Again, a piece of news concerning the growing problem of debris of any nature has hit the media thanks to a recent NASA study claiming that the problem might be at a critical phase even in the case that not more space junk is sent to orbit.
This study mentioned at SpaceMart (online newsletter devoted to Space business topics), calls NASA attention to give more priority to projects related with debris mitigation.
Space junk at dangerous “tipping point”: study.
Clouds of space junk orbiting the Earth have reached a dangerous "tipping point", threatening to smash satellites and endanger astronauts, US scientists warned in a study this week.

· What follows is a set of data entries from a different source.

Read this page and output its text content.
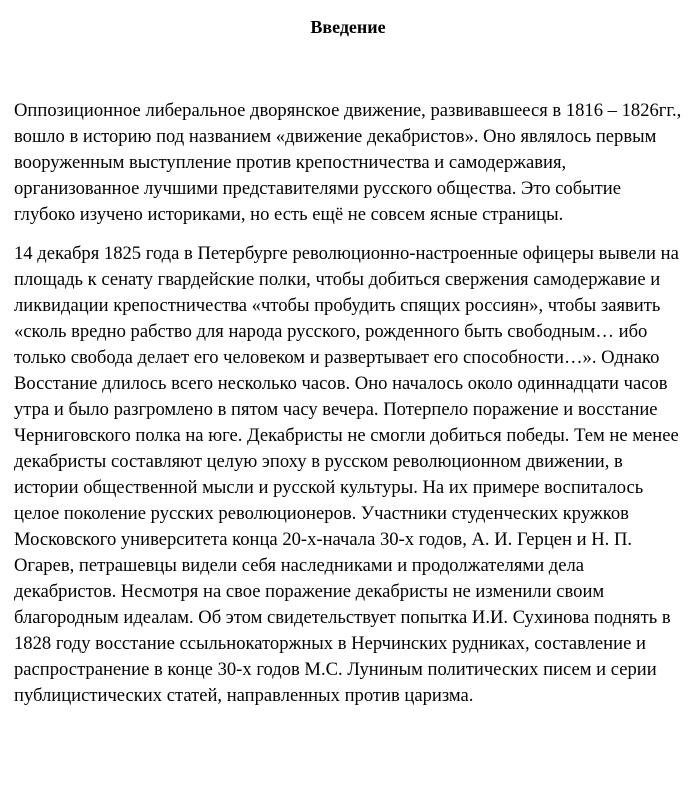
Введение

Оппозиционное либеральное дворянское движение, развивавшееся в 1816 – 1826гг., вошло в историю под названием «движение декабристов». Оно являлось первым вооруженным выступление против крепостничества и самодержавия, организованное лучшими представителями русского общества. Это событие глубоко изучено историками, но есть ещё не совсем ясные страницы.

14 декабря 1825 года в Петербурге революционно-настроенные офицеры вывели на площадь к сенату гвардейские полки, чтобы добиться свержения самодержавие и ликвидации крепостничества «чтобы пробудить спящих россиян», чтобы заявить «сколь вредно рабство для народа русского, рожденного быть свободным… ибо только свобода делает его человеком и развертывает его способности…». Однако Восстание длилось всего несколько часов. Оно началось около одиннадцати часов утра и было разгромлено в пятом часу вечера. Потерпело поражение и восстание Черниговского полка на юге. Декабристы не смогли добиться победы. Тем не менее декабристы составляют целую эпоху в русском революционном движении, в истории общественной мысли и русской культуры. На их примере воспиталось целое поколение русских революционеров. Участники студенческих кружков Московского университета конца 20-х-начала 30-х годов, А. И. Герцен и Н. П. Огарев, петрашевцы видели себя наследниками и продолжателями дела декабристов. Несмотря на свое поражение декабристы не изменили своим благородным идеалам. Об этом свидетельствует попытка И.И. Сухинова поднять в 1828 году восстание ссыльнокаторжных в Нерчинских рудниках, составление и распространение в конце 30-х годов М.С. Луниным политических писем и серии публицистических статей, направленных против царизма.
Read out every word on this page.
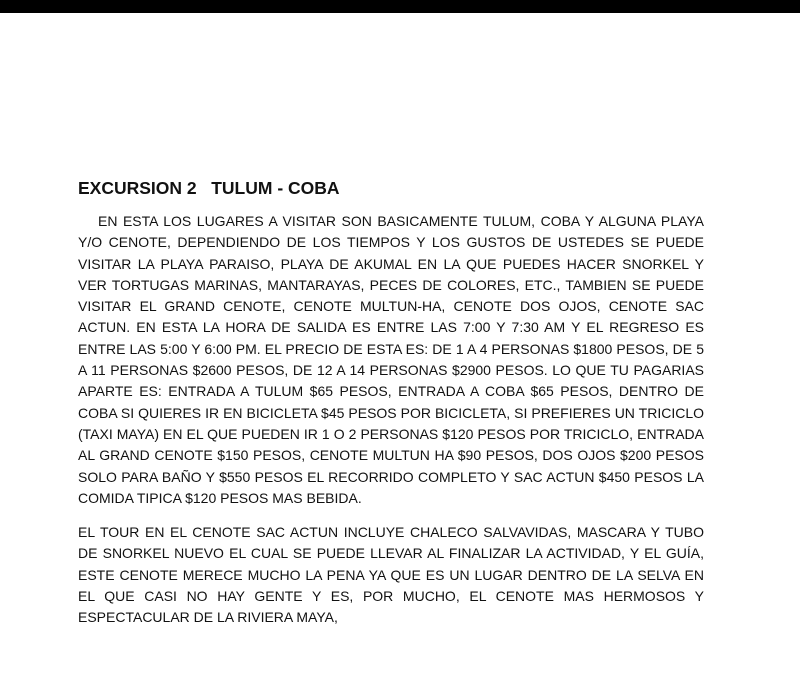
EXCURSION 2   TULUM - COBA

EN ESTA LOS LUGARES A VISITAR SON BASICAMENTE TULUM, COBA Y ALGUNA PLAYA Y/O CENOTE, DEPENDIENDO DE LOS TIEMPOS Y LOS GUSTOS DE USTEDES SE PUEDE VISITAR LA PLAYA PARAISO, PLAYA DE AKUMAL EN LA QUE PUEDES HACER SNORKEL Y VER TORTUGAS MARINAS, MANTARAYAS, PECES DE COLORES, ETC., TAMBIEN SE PUEDE VISITAR EL GRAND CENOTE, CENOTE MULTUN-HA, CENOTE DOS OJOS, CENOTE SAC ACTUN. EN ESTA LA HORA DE SALIDA ES ENTRE LAS 7:00 Y 7:30 AM Y EL REGRESO ES ENTRE LAS 5:00 Y 6:00 PM. EL PRECIO DE ESTA ES: DE 1 A 4 PERSONAS $1800 PESOS, DE 5 A 11 PERSONAS $2600 PESOS, DE 12 A 14 PERSONAS $2900 PESOS. LO QUE TU PAGARIAS APARTE ES: ENTRADA A TULUM $65 PESOS, ENTRADA A COBA $65 PESOS, DENTRO DE COBA SI QUIERES IR EN BICICLETA $45 PESOS POR BICICLETA, SI PREFIERES UN TRICICLO (TAXI MAYA) EN EL QUE PUEDEN IR 1 O 2 PERSONAS $120 PESOS POR TRICICLO, ENTRADA AL GRAND CENOTE $150 PESOS, CENOTE MULTUN HA $90 PESOS, DOS OJOS $200 PESOS SOLO PARA BAÑO Y $550 PESOS EL RECORRIDO COMPLETO Y SAC ACTUN $450 PESOS LA COMIDA TIPICA $120 PESOS MAS BEBIDA.

EL TOUR EN EL CENOTE SAC ACTUN INCLUYE CHALECO SALVAVIDAS, MASCARA Y TUBO DE SNORKEL NUEVO EL CUAL SE PUEDE LLEVAR AL FINALIZAR LA ACTIVIDAD, Y EL GUÍA, ESTE CENOTE MERECE MUCHO LA PENA YA QUE ES UN LUGAR DENTRO DE LA SELVA EN EL QUE CASI NO HAY GENTE Y ES, POR MUCHO, EL CENOTE MAS HERMOSOS Y ESPECTACULAR DE LA RIVIERA MAYA,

"The current space environment is growing increasingly hazardous to spacecraft and astronauts," said Donald Kessler, chair of the committee that wrote the report and retired head of NASA's Orbital Debris Program Office. "NASA needs todetermine the best path forward for tackling the multifaceted problems caused by meteoroids and orbital debris that put human and robotic space operations at risk."
NASA is currently tracking over 22,000 pieces of debris and estimates there are millions more that are too small to track. Computer models have shown that the "debris has reached a 'tipping point,' with enough currently in orbit to continually collide and create even more debris, raising the risk of spacecraft failures," the National Research Council said in a statement Thursday.
The 160-page report recommends that NASA engages the State Department's help in sorting out the "economic, technological, political, and legal considerations."